Jakarta, IDN Times - Presiden Rusia, Vladimir Putin, mengaku sudah berbicara dengan Presiden Amerika Serikat (AS), Donald Trump, mengenai situasi di Kuba. Keduanya membicarakan pencegahan serangan militer AS ke Kuba.
“Untuk menjawab pertanyaan soal kontak dengan AS soal Kuba. Ya, kami sudah melakukannya. Namun, saya tidak akan memberikan komentar lebih,” tuturnya, dikutip dari Democrata, Jumat (5/6/2026).
Selama ini, Rusia dikenal sebagai salah satu sekutu terdekat Kuba.

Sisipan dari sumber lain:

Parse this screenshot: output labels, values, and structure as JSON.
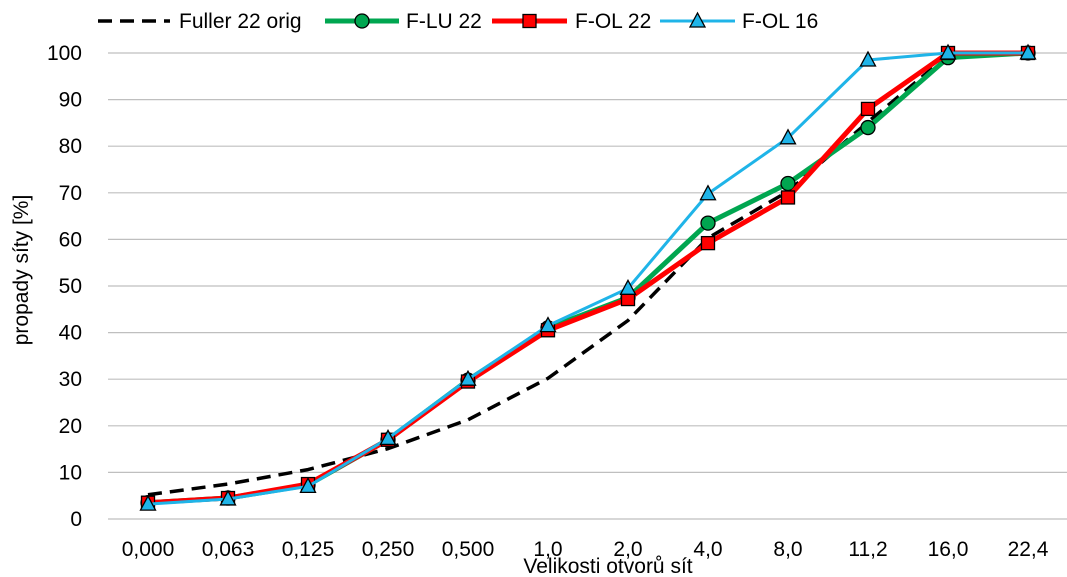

Moskow juga sudah mengirimkan 100 ribu ton minyak mentah ke Kuba untuk mengurangi dampak krisis energi imbas blokade AS.
1. Rusia ucapkan selamat kepada Raul Castro

Pada saat yang sama, Menteri Luar Negeri Rusia, Sergei Lavrov, mengucapkan selamat ulang tahun ke-95 kepada mantan Presiden Kuba, Raul Castro. Ucapan ini sekaligus bentuk dukungan di tengah tekanan besar dari AS.
“Dalam tekanan besar dari luar yang tidak diprediksi yang dirasakan oleh rakyat Kuba, kami sekali lagi mengucapkan solidaritas mendalam dan dukungan,” terangnya, dikutip dari EFE.
Lavrov menyebut, Castro adalah contoh dari pemimpin yang tidak egois. Ia mengatakan, Castro adalah simbol dari keberanian, patriotisme, dan memiliki niat yang tidak terbendung.
2. Rusia dan Kuba setuju kembangkan vaksin kanker

Sebelumnya, Wakil Perdana Menteri Rusia, Dmitry Chernyshenko mengatakan bahwa Rusia akan menyuplai bahan produksi obat-obatan untuk Kuba. Keduanya juga setuju mengembangkan vaksin kanker.
Dilansir Tass, Rusia juga berniat untuk memenuhi kebutuhan dari daging, produk turunan susu, dan produk ikan ke Kuba. Bahkan, Moskow menawarkan solusi digital untuk Havana dengan menyediakan layanan keamanan siber, otomasi bisnis, dan teknologi lainnya.
3. Kapal tanker Rusia kedua sudah tiba di Kuba

Pada akhir Mei, kapal tanker Rusia yang mengirimkan bantuan sudah tiba di pesisir Kuba. Kapal tersebut berlayar sejak 6 April untuk mengirimkan bantuan solar ke Kuba dan sudah berminggu-minggu berada di lautan.
Namun, kapal tersebut disebut belum diperbolehkan oleh AS untuk bongkar muatan di Kuba. Sebab, kapal tanker Universal tersebut masuk dalam sanksi AS, Uni Eropa, Inggris, Swiss, dan Kanada.
Dilansir The Moscow Times, kapal yang sukses bongkar muatan di Kuba adalah kapal Anatoly Kolodkin. Kapal tanker Rusia itu sudah mengangkut 730 ribu barel minyak mentah setelah mendapatkan izin dari AS.